Statistics of the KH gene model set
| Predicted gene loci | 15,254 |
| Predicted transcripts | 24,025 |
| Transcripts that putatively encode the full ORF | 20,239 |
| Transcript 5'-ends identified by SL ESTs | 11,797 |
| Transcript 5'-ends identified by non-SL oligocapping ESTs | 818 |
| In-frame stop codons in the 5'-region of the longest ORFs of transcripts not represented by 5'-full-length ESTs | 7,624 |
| Operons | 1,310 |
| Operon genes | 2,909 |
Introns with GT-AG, GC-AG and AT-AC terminal dinucleotides
| Terminal dinucleotides | Number of introns |
| GT-AG | 112,989 |
| GC-AG | 556 |
| AT-AC | 40 |
| Uncategorized* | 294 |
| Total | 113,879 |
*The terminal dinucleotides of these introns contain 'N'.

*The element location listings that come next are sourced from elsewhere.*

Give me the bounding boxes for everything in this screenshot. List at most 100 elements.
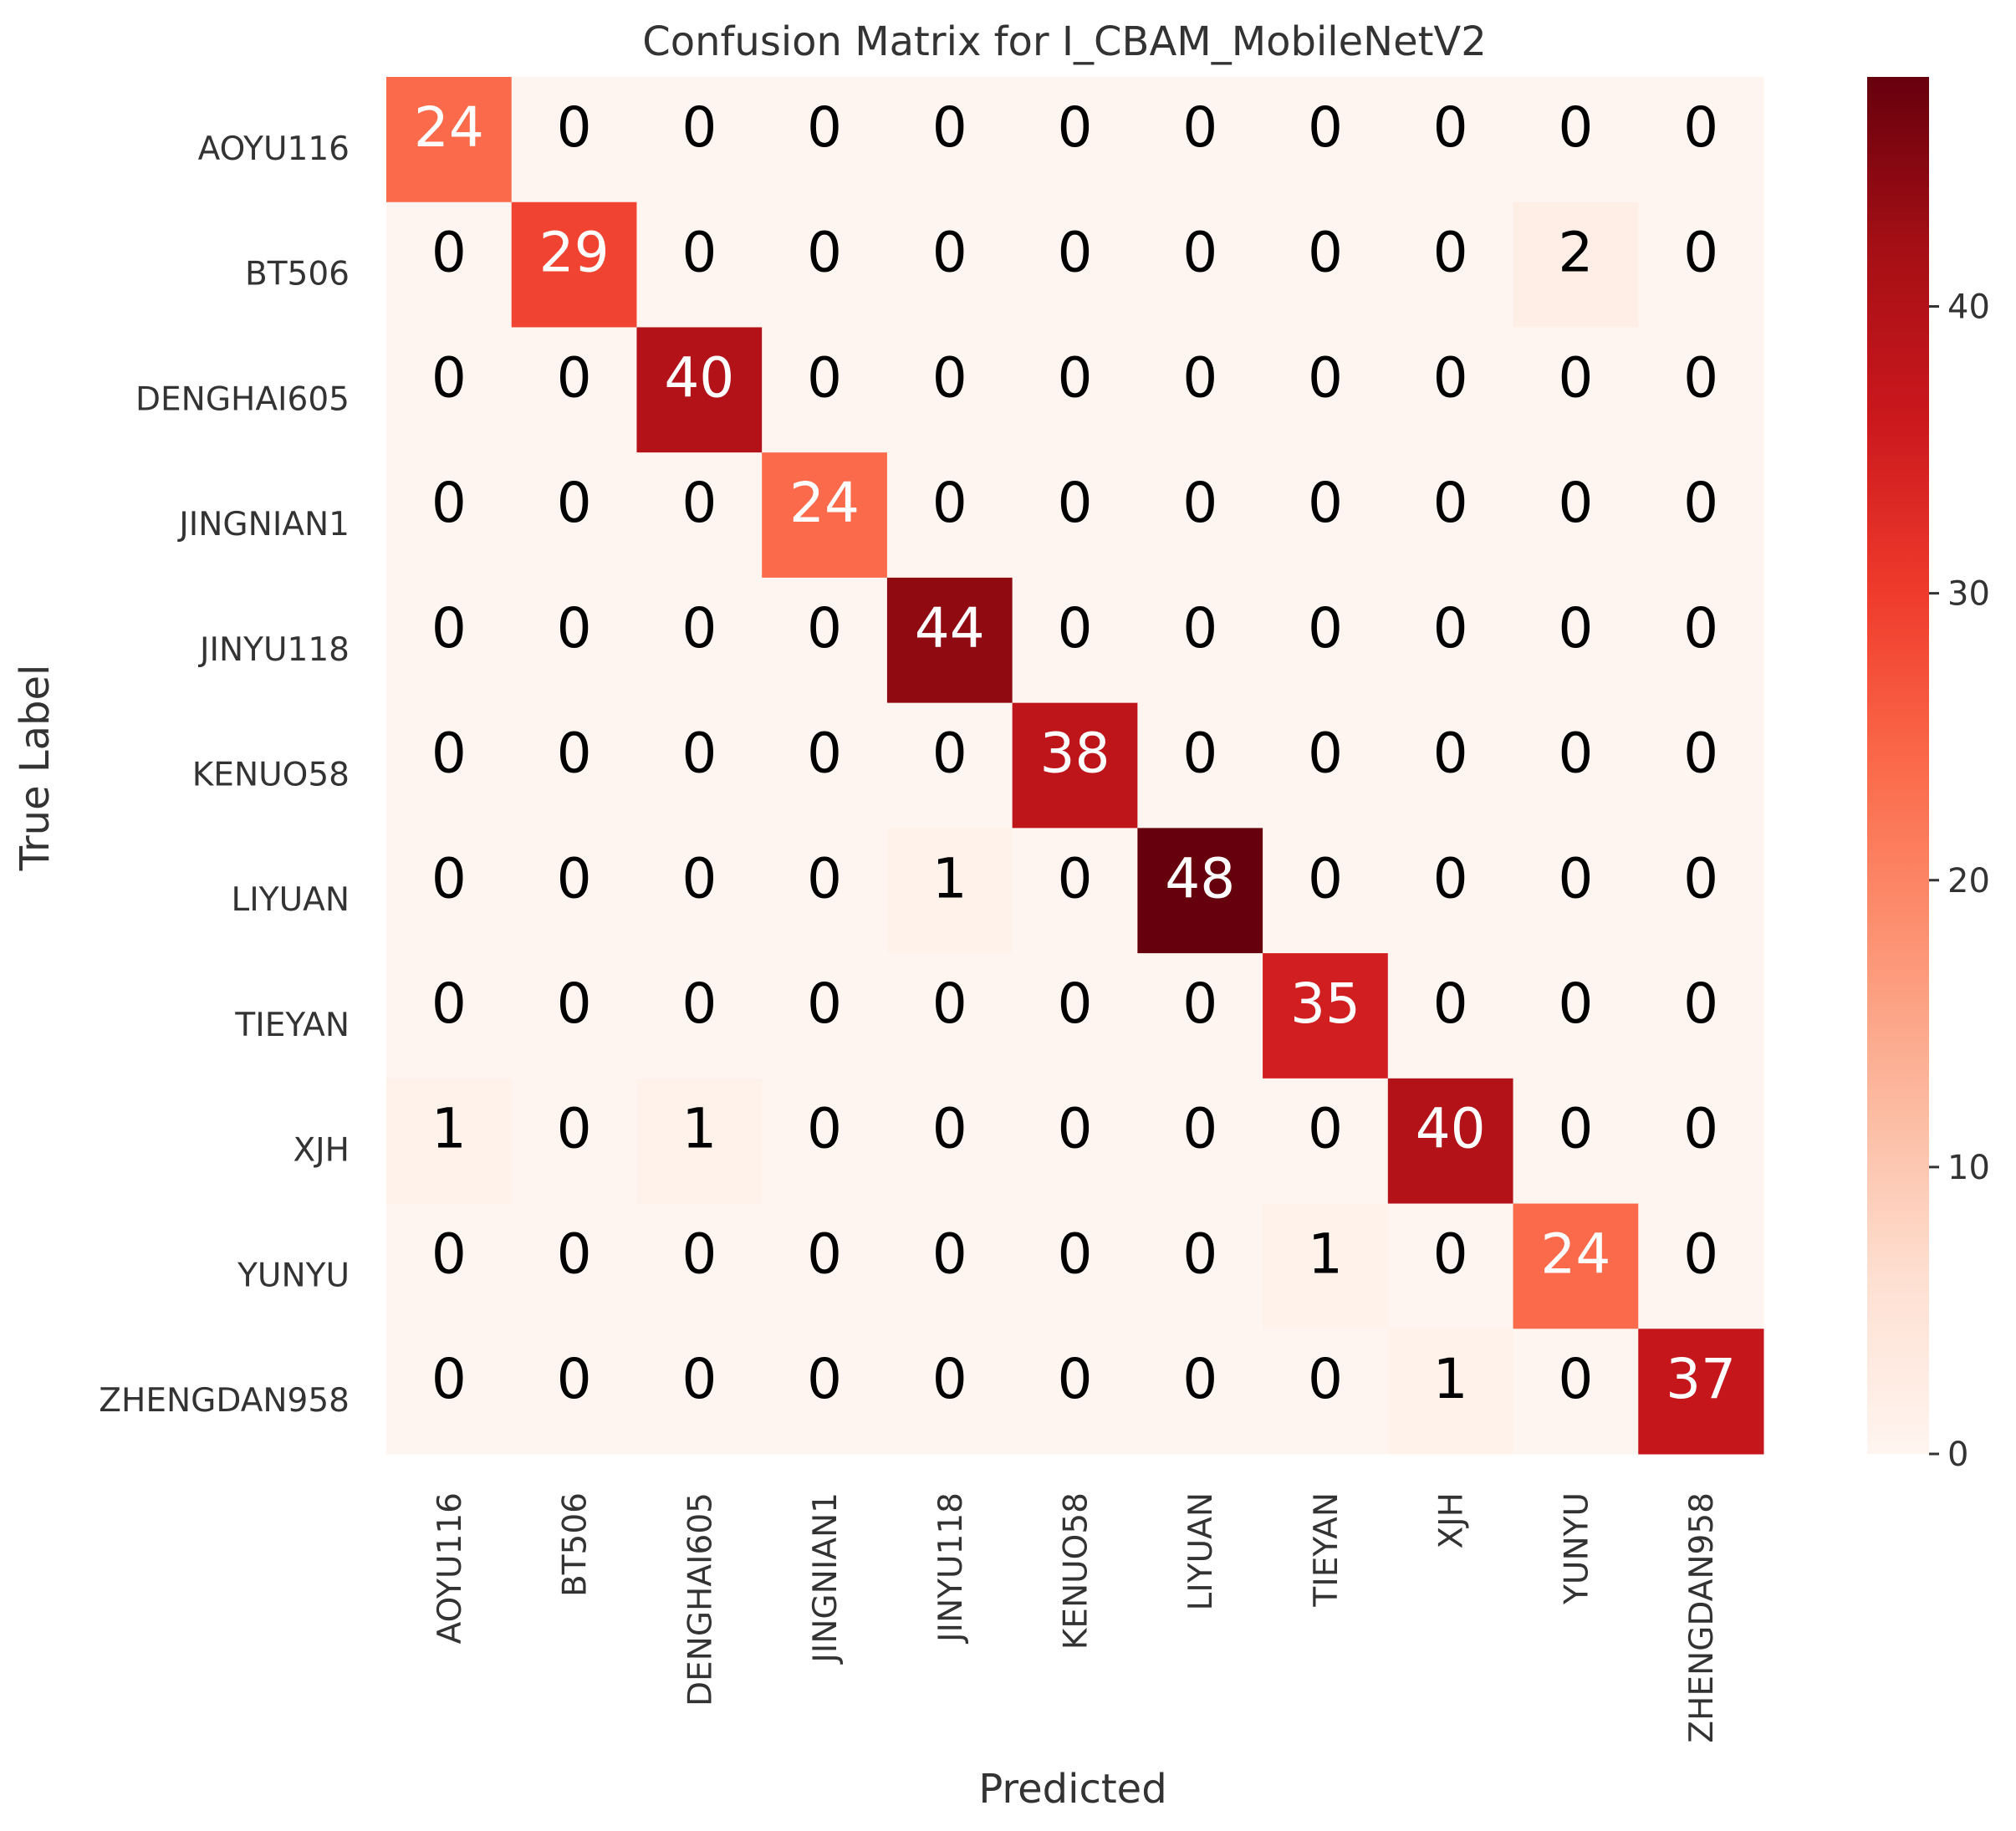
heatmap-cell [386, 828, 513, 954]
heatmap-cell [1263, 953, 1389, 1079]
heatmap-cell [1012, 77, 1138, 203]
cell-value-label: 0 [1058, 345, 1093, 410]
heatmap-cell [1638, 702, 1764, 829]
heatmap-cell [511, 1078, 637, 1205]
x-tick-label: JINYU118 [932, 1492, 970, 1645]
cell-value-label: 0 [557, 972, 592, 1036]
x-tick-label: AOYU116 [431, 1492, 469, 1644]
heatmap-cell [762, 953, 888, 1079]
cell-value-label: 0 [1058, 846, 1093, 910]
cell-value-label: 38 [1040, 722, 1110, 786]
heatmap-cell [636, 77, 763, 203]
y-tick-label: AOYU116 [198, 130, 350, 168]
cell-value-label: 0 [1308, 345, 1343, 410]
heatmap-cell [1137, 702, 1263, 829]
heatmap-cell [386, 1329, 513, 1455]
heatmap-cell [1513, 1203, 1639, 1329]
y-tick-label: JINGNIAN1 [176, 506, 350, 543]
heatmap-cell [636, 201, 763, 328]
heatmap-cell [636, 1203, 763, 1329]
heatmap-cell [1012, 702, 1138, 829]
cell-value-label: 0 [1558, 722, 1593, 786]
heatmap-cell [1638, 327, 1764, 453]
cell-value-label: 0 [431, 722, 467, 786]
cell-value-label: 0 [1433, 1222, 1468, 1286]
heatmap-cell [1638, 1203, 1764, 1329]
heatmap-cell [1513, 77, 1639, 203]
y-tick-label: YUNYU [237, 1257, 350, 1294]
heatmap-cell [1137, 953, 1263, 1079]
heatmap-cell [1638, 828, 1764, 954]
cell-value-label: 0 [1683, 345, 1718, 410]
heatmap-cell [1263, 828, 1389, 954]
cell-value-label: 0 [1182, 596, 1217, 660]
heatmap-cells [386, 77, 1764, 1455]
x-tick-label: DENGHAI605 [681, 1492, 719, 1706]
cell-value-label: 24 [1540, 1222, 1610, 1286]
heatmap-cell [1263, 702, 1389, 829]
heatmap-cell [886, 828, 1013, 954]
heatmap-cell [886, 702, 1013, 829]
cell-value-label: 0 [1182, 1222, 1217, 1286]
cell-value-label: 0 [1433, 722, 1468, 786]
cell-value-label: 0 [431, 221, 467, 285]
cell-value-label: 1 [681, 1097, 717, 1161]
cell-value-label: 0 [1433, 596, 1468, 660]
heatmap-cell [886, 77, 1013, 203]
colorbar-tick-label: 40 [1947, 288, 1990, 327]
cell-value-label: 0 [1058, 1097, 1093, 1161]
heatmap-cell [762, 828, 888, 954]
heatmap-cell [636, 702, 763, 829]
heatmap-cell [1012, 1078, 1138, 1205]
cell-value-label: 0 [431, 1222, 467, 1286]
heatmap-cell [1137, 828, 1263, 954]
cell-value-label: 0 [681, 1222, 717, 1286]
cell-value-label: 44 [915, 596, 985, 660]
heatmap-cell [1263, 577, 1389, 704]
heatmap-cell [1387, 1329, 1514, 1455]
heatmap-cell [1263, 1078, 1389, 1205]
cell-value-label: 0 [681, 722, 717, 786]
heatmap-cell [386, 452, 513, 579]
heatmap-cell-labels: 24 0 0 0 0 0 0 0 0 0 0 0 29 0 0 0 0 0 0 0 2 0 0 0 40 0 0 0 0 0 0 0 0 0 0 0 2… [414, 95, 1736, 1411]
colorbar-tick-label: 20 [1947, 862, 1990, 900]
cell-value-label: 0 [1558, 596, 1593, 660]
x-tick-label: TIEYAN [1308, 1492, 1345, 1608]
cell-value-label: 0 [681, 471, 717, 535]
heatmap-cell [1137, 1078, 1263, 1205]
cell-value-label: 0 [1558, 95, 1593, 160]
cell-value-label: 0 [1308, 1097, 1343, 1161]
cell-value-label: 0 [557, 1222, 592, 1286]
cell-value-label: 0 [557, 596, 592, 660]
cell-value-label: 37 [1666, 1347, 1736, 1411]
cell-value-label: 0 [681, 846, 717, 910]
heatmap-cell [1263, 77, 1389, 203]
x-tick-label: LIYUAN [1182, 1492, 1220, 1610]
heatmap-cell [1513, 1329, 1639, 1455]
x-tick-label: ZHENGDAN958 [1683, 1492, 1721, 1743]
cell-value-label: 0 [1433, 972, 1468, 1036]
cell-value-label: 0 [1308, 1347, 1343, 1411]
heatmap-cell [636, 577, 763, 704]
cell-value-label: 0 [932, 95, 967, 160]
cell-value-label: 0 [932, 471, 967, 535]
cell-value-label: 0 [1182, 972, 1217, 1036]
cell-value-label: 0 [681, 972, 717, 1036]
cell-value-label: 0 [1683, 1097, 1718, 1161]
colorbar [1867, 77, 1929, 1454]
cell-value-label: 0 [557, 846, 592, 910]
x-tick-label: YUNYU [1558, 1492, 1595, 1605]
cell-value-label: 35 [1290, 972, 1360, 1036]
heatmap-cell [762, 1203, 888, 1329]
heatmap-cell [386, 1078, 513, 1205]
chart-title: Confusion Matrix for I_CBAM_MobileNetV2 [642, 18, 1487, 65]
cell-value-label: 0 [1058, 1222, 1093, 1286]
heatmap-cell [1263, 452, 1389, 579]
cell-value-label: 0 [681, 95, 717, 160]
heatmap-cell [1638, 953, 1764, 1079]
heatmap-cell [511, 77, 637, 203]
heatmap-cell [1012, 1329, 1138, 1455]
heatmap-cell [1513, 452, 1639, 579]
cell-value-label: 0 [681, 221, 717, 285]
heatmap-cell [762, 327, 888, 453]
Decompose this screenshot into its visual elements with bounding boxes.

Numbers of genes per operon
| Number of genes per operon | Number of operons |
| 2 | 1,079 |
| 3 | 185 |
| 4 | 36 |
| 5 | 8 |
| 6 | 2 |
Figure 4Prevalence of single-exon 5'-most genes in Ciona operons. Ratio of genes containing a given number of exons within non-operonic (blue) and operonic (green) gene populations. Red and black lines indicate the ratio within the 5'-most upstream genes encoded in operons and the downstream operonic genes, respectively. Genes with 11 or more exons are not shown in this graph for simplicity. Note that single-exon genes are more prevalent in operons than in the non-operon (monocistronic) gene population, and are especially prevalent among the 5'-most genes of operons.